Top Key Takeaways from AWS re:Invent 2018
AWS re:Invent, arguably the biggest and most important event in the cloud computing calendar, has just wrapped up for 2018. The event, which was held in Las Vegas, attracted over 50,000 delegates covering customers,partners and Amazon employees for keynote sessions, workshops and networking.
During the event, AWS made significant announcements across all of its services. We can’t discuss all of them here, but I’ve highlighted top takeaways from the event below:
Machine Learning to remain a key focus area:
AWS has gone back to its core mission to “Put machine learning in the hands of every developer” and made it clear that company’s commitment to Machine Learning is ongoing. AWS boasted the success of SageMaker stating that it is being used by over 10,000 customers despite only existing for one year. The AWS Inferentia Inference Chip signified another step in the direction of Machine Learning commitment for Amazon Web Services.
Swami Sivasubramanian, VP of AI & Machine Learning at AWS, referenced how AWS customer Intuit cut down its development time significantly to build machine learning models like personalisation, fraud detection by leveraging the power of SageMaker, resulting in a huge productivity gain. Another key takeaway which came out of his speech was of AWS launching 200 new product features and services under its machine learning practice since this time last year.
Taking “Cloud” closer to customer:
Among pubic cloud service providers, AWS boasts of double the share of its next nine largest competitors in Infrastructure-as-a-Service market and with an intent to further increase the same it made some significant announcements in re:Invent 2018. The aim of such announcements is to lower the costs, speed-up ML training and enable high-performance computing to the cloud.
1. Substantial cost savings for cloud workloads
For the first time,AWS’ EC2 platform will offer virtual machines (VMs) running on Arm-based processors, via the new A1 instances.
The new Amazon EC2 A1 instances could deliver significant cost savings for scale-out and Arm-based applications such as web servers, containerised micro services, caching fleets, and distributed data stores that are supported by the extensive Arm ecosystem.
2. Accelerated Machine Learning training for huge datasets
Demand for machine learning infrastructure is exploding, and AWS has announced new heavy-duty instances designed to reduce training time for machine-learning models.
The new P3dn instances promise to reduce training time to less than an hour in some circumstances, according to AWS.
An upgrade on the existing P3 instances, P3dn boosts the amount of data that can be shuttled from attached storage, such as Amazon S3 or Amazon EFS, to the GPUs used for training.
3. Bringing High Performance Computing (HPC) to the cloud
AWS has announced anew service called Elastic Fabric Adapter (EFA) that is designed to bring high-performance computing (HPC) to the cloud, making it more attractive to customers running high-performance computing workloads such as computational fluid dynamics,weather modelling, and reservoir simulation etc.

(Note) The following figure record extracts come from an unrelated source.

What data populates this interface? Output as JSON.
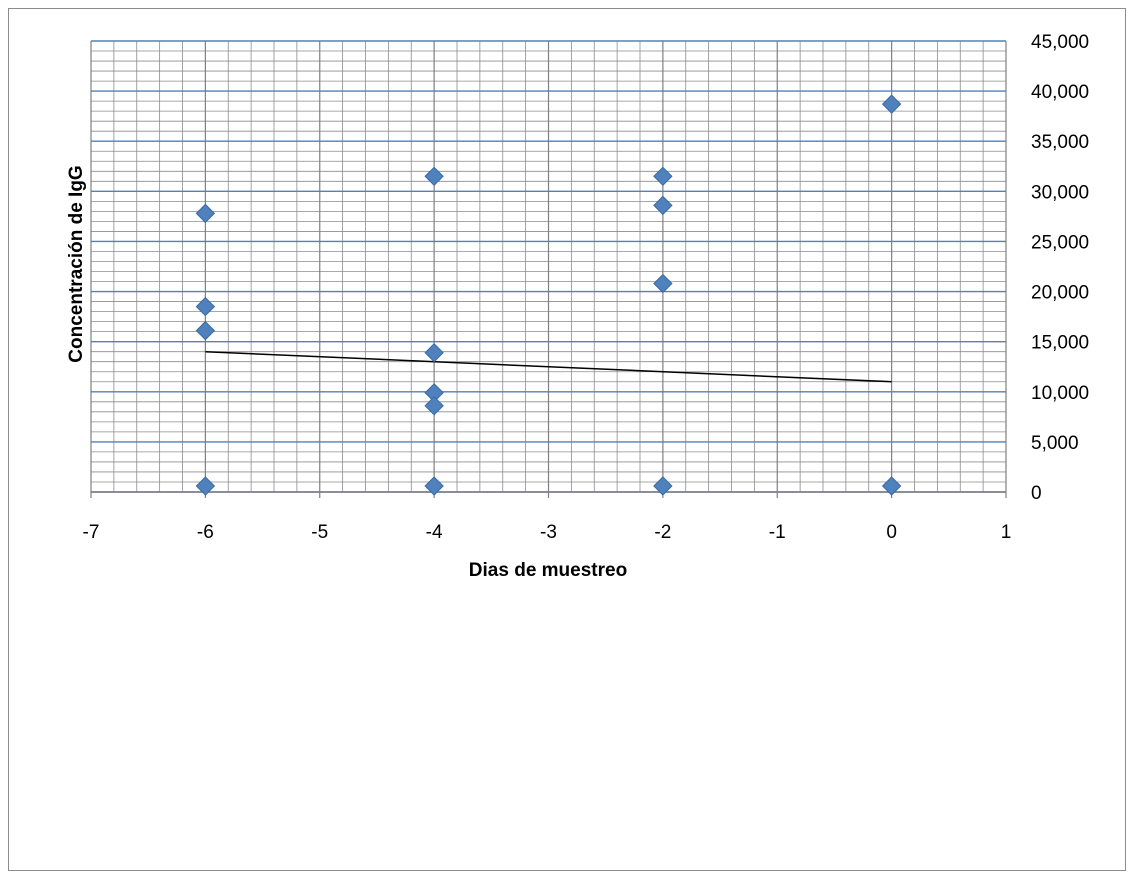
{
  "chart_data": {
    "type": "scatter",
    "title": "",
    "xlabel": "Dias de muestreo",
    "ylabel": "Concentración de IgG",
    "xlim": [
      -7,
      1
    ],
    "ylim": [
      0,
      45000
    ],
    "x_ticks": [
      -7,
      -6,
      -5,
      -4,
      -3,
      -2,
      -1,
      0,
      1
    ],
    "x_tick_labels": [
      "-7",
      "-6",
      "-5",
      "-4",
      "-3",
      "-2",
      "-1",
      "0",
      "1"
    ],
    "y_ticks": [
      0,
      5000,
      10000,
      15000,
      20000,
      25000,
      30000,
      35000,
      40000,
      45000
    ],
    "y_tick_labels": [
      "0",
      "5,000",
      "10,000",
      "15,000",
      "20,000",
      "25,000",
      "30,000",
      "35,000",
      "40,000",
      "45,000"
    ],
    "y_axis_position": "right",
    "grid": true,
    "legend": "none",
    "colors": {
      "marker": "#4f81bd",
      "major_grid": "#4f81bd",
      "minor_grid": "#8c8c8c",
      "trendline": "#000000"
    },
    "series": [
      {
        "points": [
          {
            "x": -6,
            "y": 27800
          },
          {
            "x": -6,
            "y": 18500
          },
          {
            "x": -6,
            "y": 16100
          },
          {
            "x": -6,
            "y": 600
          },
          {
            "x": -4,
            "y": 31500
          },
          {
            "x": -4,
            "y": 13900
          },
          {
            "x": -4,
            "y": 9900
          },
          {
            "x": -4,
            "y": 8600
          },
          {
            "x": -4,
            "y": 600
          },
          {
            "x": -2,
            "y": 31500
          },
          {
            "x": -2,
            "y": 28600
          },
          {
            "x": -2,
            "y": 20800
          },
          {
            "x": -2,
            "y": 600
          },
          {
            "x": 0,
            "y": 38700
          },
          {
            "x": 0,
            "y": 600
          }
        ]
      }
    ],
    "trendline": {
      "type": "linear",
      "x": [
        -6,
        0
      ],
      "y": [
        14000,
        11000
      ]
    }
  }
}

The new Elastic Fabric Adapter allows AWS virtual machines to share data over low-latency interlinks. EFA is integrated with the Message Passing Interface, which AWS says allows HPC applications to scale to tens of thousands of CPU cores without any modification.
4. Making IoT applications easier to build & run on cloud
To support IoT and edge computing deployments, AWS has revealed a suite of new tools. These tools would help its customers build and run IoT applications on cloud in much easier way:
AWS IoT SiteWise is a managed service that collects, organizes and structures data collected by IoT devices in industrial facilities, so it can be used to analyze equipment and performance data.

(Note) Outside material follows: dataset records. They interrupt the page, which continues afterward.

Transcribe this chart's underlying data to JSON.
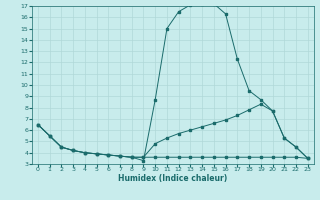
{
  "xlabel": "Humidex (Indice chaleur)",
  "bg_color": "#c8ecec",
  "grid_color": "#b0d8d8",
  "line_color": "#1a6b6b",
  "xlim": [
    -0.5,
    23.5
  ],
  "ylim": [
    3,
    17
  ],
  "xticks": [
    0,
    1,
    2,
    3,
    4,
    5,
    6,
    7,
    8,
    9,
    10,
    11,
    12,
    13,
    14,
    15,
    16,
    17,
    18,
    19,
    20,
    21,
    22,
    23
  ],
  "yticks": [
    3,
    4,
    5,
    6,
    7,
    8,
    9,
    10,
    11,
    12,
    13,
    14,
    15,
    16,
    17
  ],
  "lines": [
    {
      "x": [
        0,
        1,
        2,
        3,
        4,
        5,
        6,
        7,
        8,
        9,
        10,
        11,
        12,
        13,
        14,
        15,
        16,
        17,
        18,
        19,
        20,
        21,
        22,
        23
      ],
      "y": [
        6.5,
        5.5,
        4.5,
        4.2,
        4.0,
        3.9,
        3.8,
        3.7,
        3.6,
        3.3,
        8.7,
        15.0,
        16.5,
        17.1,
        17.2,
        17.2,
        16.3,
        12.3,
        9.5,
        8.7,
        7.7,
        5.3,
        4.5,
        3.5
      ]
    },
    {
      "x": [
        0,
        1,
        2,
        3,
        4,
        5,
        6,
        7,
        8,
        9,
        10,
        11,
        12,
        13,
        14,
        15,
        16,
        17,
        18,
        19,
        20,
        21,
        22,
        23
      ],
      "y": [
        6.5,
        5.5,
        4.5,
        4.2,
        4.0,
        3.9,
        3.8,
        3.7,
        3.6,
        3.6,
        4.8,
        5.3,
        5.7,
        6.0,
        6.3,
        6.6,
        6.9,
        7.3,
        7.8,
        8.3,
        7.7,
        5.3,
        4.5,
        3.5
      ]
    },
    {
      "x": [
        0,
        1,
        2,
        3,
        4,
        5,
        6,
        7,
        8,
        9,
        10,
        11,
        12,
        13,
        14,
        15,
        16,
        17,
        18,
        19,
        20,
        21,
        22,
        23
      ],
      "y": [
        6.5,
        5.5,
        4.5,
        4.2,
        4.0,
        3.9,
        3.8,
        3.7,
        3.6,
        3.6,
        3.6,
        3.6,
        3.6,
        3.6,
        3.6,
        3.6,
        3.6,
        3.6,
        3.6,
        3.6,
        3.6,
        3.6,
        3.6,
        3.5
      ]
    }
  ]
}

AWS IoT Events is another managed service that monitors IoT sensors and applications to help detect problems such as malfunctioning equipment and automatically triggers actions and alerts.
AWS IoT Things Graph provides a drag-and-drop tool for linking devices like sensors to services
AWS IoT Greengrass Connectors allows developers to connect to third-party services such as ServiceNow or Splunk via common APIs.
5. Helping enterprises manage their global services
Enterprises that run on a global scale need to depend on series of infrastructure endpoints situated in multiple locations across the world.
The newly announced AWS Global Accelerator is a service that will automatically route users of an AWS-based service to the best endpoint for them, based on their location,application health, and customer-specific configurations.
AWS Global Accelerator also allocates a set of static Anycast IP addresses that are unique per application and do not change, removing the need to update clients as the application scales.